When I checked an example Ryan is currently doing I saw the same for basically each and every service task:

So my vote is clear to change this behavior asap - or a least provide a configuration attribute to allow a simple JSON merge much easier (and check it by default in the modeler :-)).

WDYT?

Cheers
Bernd

thorben · March 21, 2018, 4:47pm

Hi Bernd,

The way we intended this case to work (i.e. default input mapping and updating some parts of the payload) is that you would submit the entire payload on task completion, not just the parts you change. Then the broker doesn’t have to do any merging which we gives the best performance.

Whenever you send an update to the broker that is not self-contained (i.e. only a delta of changes), then the broker has to go back in the log stream and find the latest version of the event, merge it with the changes and write that to the end of the stream. When you have a self-contained update, then all the broker has to do is append it to the stream. So merging is rather inefficient and throws away some of the benefits of the stream processing model. That’s why we try to keep these situations to the minimum and want to have default behavior that avoids those situations. That’s also why the task completion by ID topic is not an easy one.

Cheers,
Thorben

ryan · March 21, 2018, 7:51pm

Thorben’s comments notwithstanding, I do agree with Bernd that it would be nice to be able to easily specify that we simply want to merge the new data with the existing data that already exists in the workflow instance. Moreover, I would tend to agree that a simple checkbox labeled “Merge” (or something like that) would be intuitive.

Now, given Thorben’s follow-up comments above, maybe the checkbox should be deselected by default, and we should put a comment in the documentation indicating that the use of the merge feature will slow down the performance of Zeebe slightly (or perhaps more than slightly - that would be a question for Thorben and the core development team ).

-Ryan

Philipp_Ossler · March 22, 2018, 7:21am

Hi,

there is also a simple way to merge the complete task output with the workflow payload. If you define the output mapping

$ -> $.result

then it adds the complete task payload to the workflow payload under the key “result”.

Maybe this helps

Best regards,
Philipp

BerndRuecker · March 22, 2018, 7:47am

Hey guys.

Thanks for the quick feedback!

I think that a performance gain which will be leveraged by probably 5% of our users (or less) should not result in the other 95% of the users suffer from avoidable complexity when designing their workflows (which also increases learning curve, questions in the forum, support cases, consulting effort, …). Personally I would prefer to have that default of merging everything, but a checkbox to suppress it. In the docs we can make a clear statement that if you want to optimize for performance you should do the data flow like Thorben just described. This way we make it possible but the 5% of the performance users have to learn about it, all others can simply ignore this. Maybe that can be highlighted boldly in the docs - probably also in other places as I can imagine there are some more design decisions which differ for “normal folks” and high performance scenarios.

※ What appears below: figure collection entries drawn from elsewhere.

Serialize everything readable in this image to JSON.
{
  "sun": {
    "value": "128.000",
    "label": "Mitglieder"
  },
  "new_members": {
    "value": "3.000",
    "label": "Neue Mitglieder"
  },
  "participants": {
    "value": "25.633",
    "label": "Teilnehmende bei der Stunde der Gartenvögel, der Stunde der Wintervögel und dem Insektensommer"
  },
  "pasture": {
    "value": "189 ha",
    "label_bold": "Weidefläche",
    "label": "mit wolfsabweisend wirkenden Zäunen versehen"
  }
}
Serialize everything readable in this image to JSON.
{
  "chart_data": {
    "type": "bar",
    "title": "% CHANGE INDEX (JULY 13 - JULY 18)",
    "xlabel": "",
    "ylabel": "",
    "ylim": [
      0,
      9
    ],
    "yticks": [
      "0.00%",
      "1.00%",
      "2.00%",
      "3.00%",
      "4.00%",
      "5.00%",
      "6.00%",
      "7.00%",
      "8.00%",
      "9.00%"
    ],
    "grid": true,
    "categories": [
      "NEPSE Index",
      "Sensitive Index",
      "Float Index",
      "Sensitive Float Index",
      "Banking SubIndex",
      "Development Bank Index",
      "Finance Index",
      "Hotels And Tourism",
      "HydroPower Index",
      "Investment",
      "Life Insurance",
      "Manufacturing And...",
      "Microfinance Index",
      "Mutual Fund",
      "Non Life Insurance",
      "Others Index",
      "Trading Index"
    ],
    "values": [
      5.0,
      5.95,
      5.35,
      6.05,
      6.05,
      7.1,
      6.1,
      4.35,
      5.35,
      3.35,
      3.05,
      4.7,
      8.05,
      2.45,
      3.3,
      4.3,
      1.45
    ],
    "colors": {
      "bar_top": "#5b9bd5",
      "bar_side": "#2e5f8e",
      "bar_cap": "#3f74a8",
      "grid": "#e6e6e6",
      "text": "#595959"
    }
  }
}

then it adds the complete task payload to the workflow payload under the key “result”.

I saw this, but it actually would mean that my resulting map gets cluttered a lot as for every attribute it gets nested into some other attribute (result1.pickId, result2.shipmentId, …).

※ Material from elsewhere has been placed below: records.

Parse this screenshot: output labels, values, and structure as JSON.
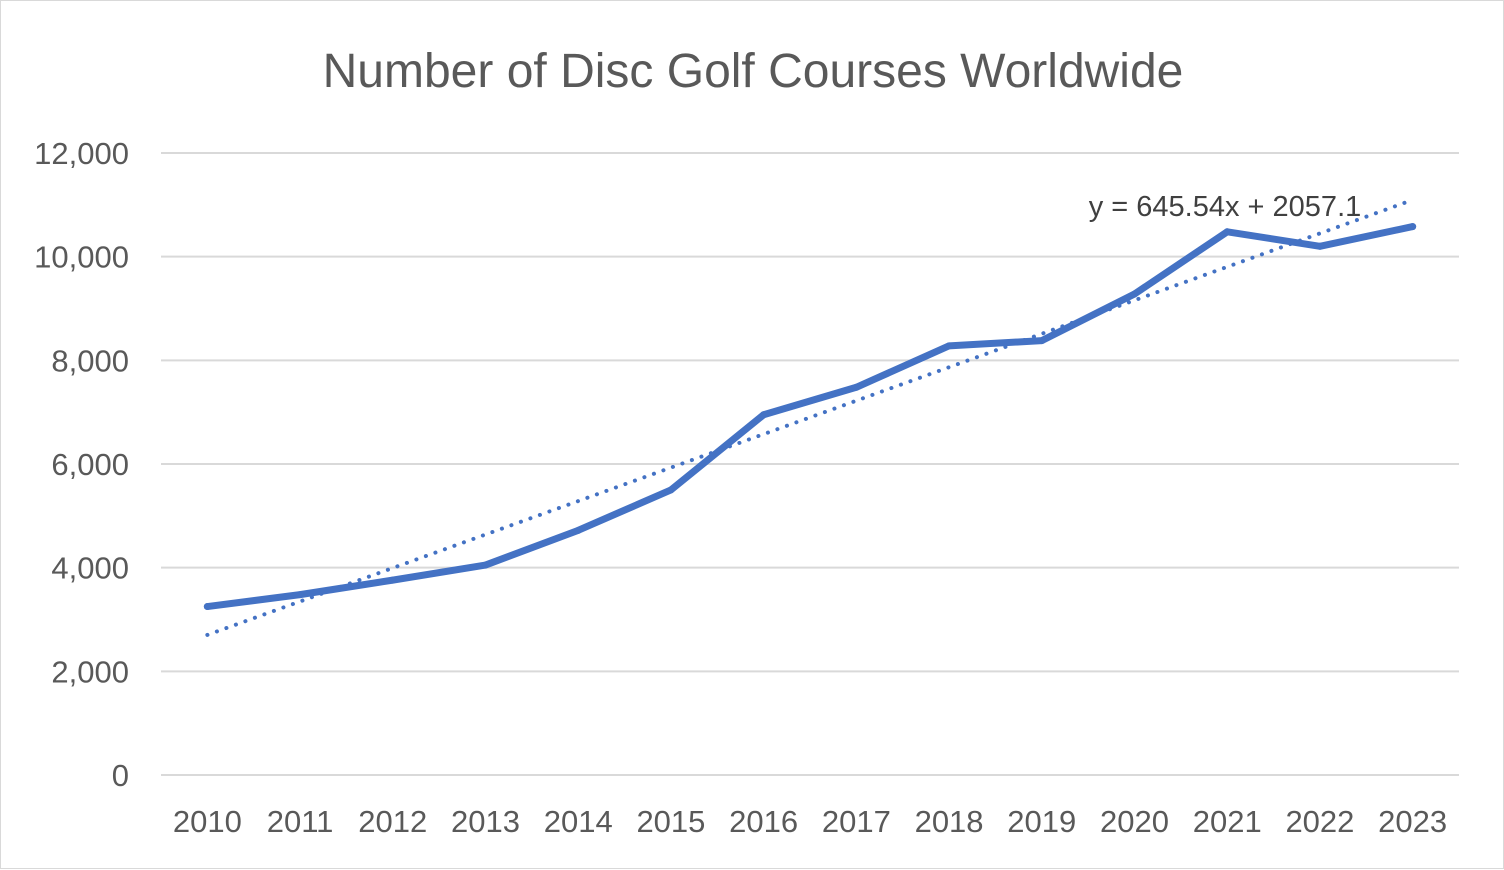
{
  "chart_data": {
    "type": "line",
    "title": "Number of Disc Golf Courses Worldwide",
    "xlabel": "",
    "ylabel": "",
    "categories": [
      "2010",
      "2011",
      "2012",
      "2013",
      "2014",
      "2015",
      "2016",
      "2017",
      "2018",
      "2019",
      "2020",
      "2021",
      "2022",
      "2023"
    ],
    "series": [
      {
        "values": [
          3250,
          3480,
          3760,
          4050,
          4720,
          5500,
          6950,
          7480,
          8280,
          8380,
          9280,
          10480,
          10200,
          10580
        ],
        "color": "#4472c4"
      }
    ],
    "trendline": {
      "type": "linear",
      "style": "dotted",
      "slope": 645.54,
      "intercept": 2057.1,
      "equation_label": "y = 645.54x + 2057.1",
      "color": "#4472c4"
    },
    "ylim": [
      0,
      12000
    ],
    "y_ticks": [
      0,
      2000,
      4000,
      6000,
      8000,
      10000,
      12000
    ],
    "y_tick_labels": [
      "0",
      "2,000",
      "4,000",
      "6,000",
      "8,000",
      "10,000",
      "12,000"
    ],
    "grid": true,
    "legend": "none",
    "colors": {
      "gridline": "#d9d9d9",
      "text": "#595959"
    }
  }
}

For me the underlying question (which is also raised in Output mapping on start event - Discussion & Questions - Camunda Forum) boils down to usage patterns. Take e.g. the architecture alternatives in https://github.com/flowing/flowing-retail/tree/zeebe/zeebe (just started with that example, readme is still a todo). You could use Zeebe as work distribution (as it is currently advocated on the zeebe.io homepage) or you can use it as workflow engine within one service (as a typical microservice architecture would do). How you approach data flow and mappings is very different in this scenarios. In the “Zeebe as work distribution” scenario the services must not know any details of the workflow definition but act like they would send and receive messages. And here it gets more tricky.

Probably worth a F2F discussion? And with F2F I of course mean Skype or Goto or the like Next week would work perfectly for me. Anybody interessted?

Cheers
Bernd

BerndRuecker · March 26, 2018, 11:41am

One additional remark on “submit the entire payload on task completion”: This only works if you have a synchronous worker. If you do something longer running in between you would have to persist the payload within the worker, which is normally exactly not what you want.

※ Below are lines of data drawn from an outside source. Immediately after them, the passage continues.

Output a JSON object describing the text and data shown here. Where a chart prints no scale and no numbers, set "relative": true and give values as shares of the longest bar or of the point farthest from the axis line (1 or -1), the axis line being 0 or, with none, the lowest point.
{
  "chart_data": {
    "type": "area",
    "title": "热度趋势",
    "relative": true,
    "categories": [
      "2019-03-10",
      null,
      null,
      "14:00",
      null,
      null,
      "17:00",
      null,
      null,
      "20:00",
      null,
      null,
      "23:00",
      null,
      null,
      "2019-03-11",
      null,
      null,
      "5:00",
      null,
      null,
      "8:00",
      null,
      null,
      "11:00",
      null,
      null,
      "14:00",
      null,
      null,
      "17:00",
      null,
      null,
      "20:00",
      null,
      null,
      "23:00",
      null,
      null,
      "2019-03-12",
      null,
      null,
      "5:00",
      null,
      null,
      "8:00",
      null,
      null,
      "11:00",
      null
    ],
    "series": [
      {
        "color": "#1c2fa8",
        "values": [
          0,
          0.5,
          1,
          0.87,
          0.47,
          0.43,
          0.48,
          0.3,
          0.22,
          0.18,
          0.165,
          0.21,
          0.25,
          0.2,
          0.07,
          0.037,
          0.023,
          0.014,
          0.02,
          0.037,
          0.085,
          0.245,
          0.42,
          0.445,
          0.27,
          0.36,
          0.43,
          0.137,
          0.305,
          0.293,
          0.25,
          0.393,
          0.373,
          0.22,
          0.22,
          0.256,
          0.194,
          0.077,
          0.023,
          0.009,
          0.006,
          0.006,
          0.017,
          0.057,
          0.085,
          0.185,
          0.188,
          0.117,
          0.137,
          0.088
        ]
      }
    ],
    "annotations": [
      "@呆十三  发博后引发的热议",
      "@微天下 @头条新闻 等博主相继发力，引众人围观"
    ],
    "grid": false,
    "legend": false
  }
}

menski · March 31, 2018, 9:24pm

Thanks for all your feedback and input. We will work on this topic in the next quarter.

menski · May 30, 2018, 5:36am

A small update on this topic. We plan to change the default behavior if no output mapping is specified to a non-nested top level merge, see issue https://github.com/zeebe-io/zeebe/issues/907. Also we plan to provide a XML attribute to override that behavior where the provided payload will override the existing one for performance reasons https://github.com/zeebe-io/zeebe/issues/908.